Broker communicated errors are of two types:
- Not Retryable
The retryable error is really only gRPC Error Code 8, which signals backpressure. Business errors like 5, Element Not Found, should not be retried, and need to be propagated to the application logic.
Allowing API calls to be wrapped with an error handler enables the application to handle them. Network errors in the Node client emit an event that the developer can listen for. This allows an application to alert if it loses connectivity. This is why normalising the initial connection is important - otherwise applications may alert during the initial connection to Camunda Cloud.
Errors from the worker, which is a long-running functional component, are a different concern. What should happen if the worker attempts to complete a job, but cannot. Should it keep trying forever?
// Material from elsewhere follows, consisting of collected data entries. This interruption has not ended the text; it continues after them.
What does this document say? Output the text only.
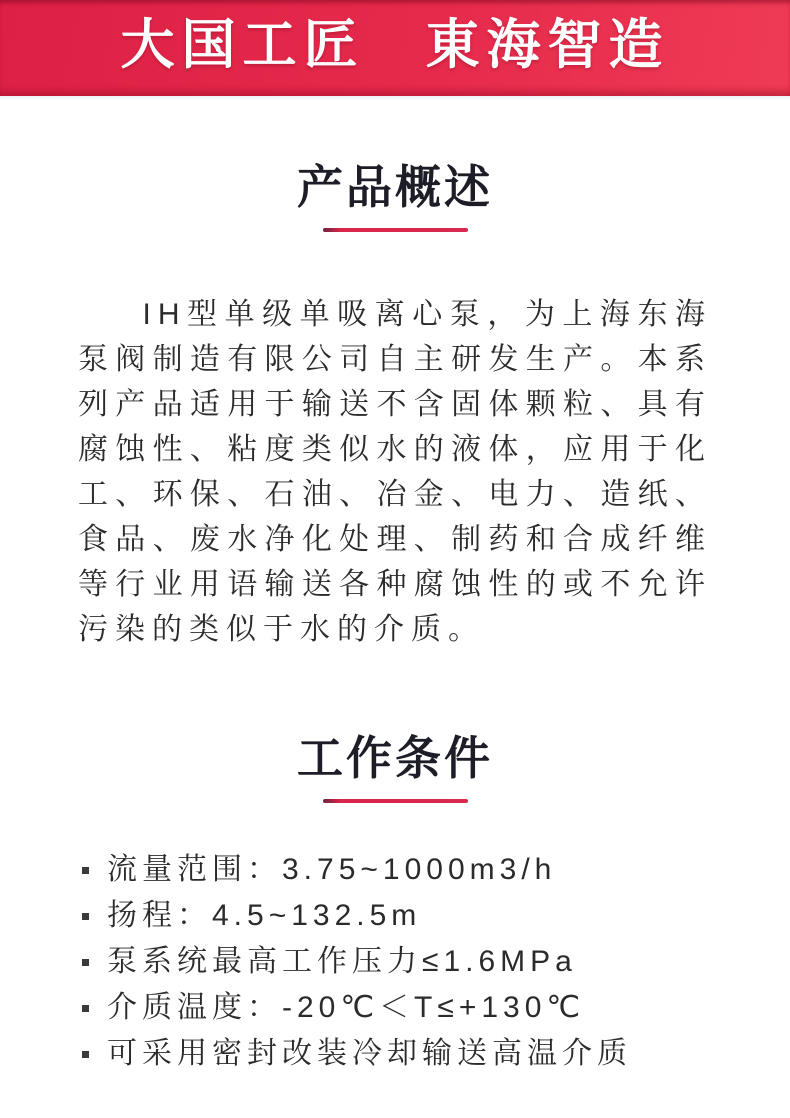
大国工匠　東海智造
产品概述

IH型单级单吸离心泵，为上海东海泵阀制造有限公司自主研发生产。本系列产品适用于输送不含固体颗粒、具有腐蚀性、粘度类似水的液体，应用于化工、环保、石油、冶金、电力、造纸、食品、废水净化处理、制药和合成纤维等行业用语输送各种腐蚀性的或不允许污染的类似于水的介质。

工作条件
流量范围：3.75~1000m3/h
扬程：4.5~132.5m
泵系统最高工作压力≤1.6MPa
介质温度：-20℃＜T≤+130℃
可采用密封改装冷却输送高温介质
What happens if it re-establishes a connection, and the attempt to complete the job fails, because another worker got the job and completed it in the meantime?
You probably want to log these errors, but not propagate them to the application logic - since there is nothing that the application can do about it.
This is pretty much the current architecture of the Node client - however, implemented in an evolutionary way, rather than as a clean architecture.
The separation of concerns isn’t as clear cut as this picture, and there is a lot of code to support backward-compatibility. As the client has evolved to its current level of sophistication, it has added signature overloads and code to support them.
If I were doing a significant refactor, or starting from scratch, this is how I would I do it now.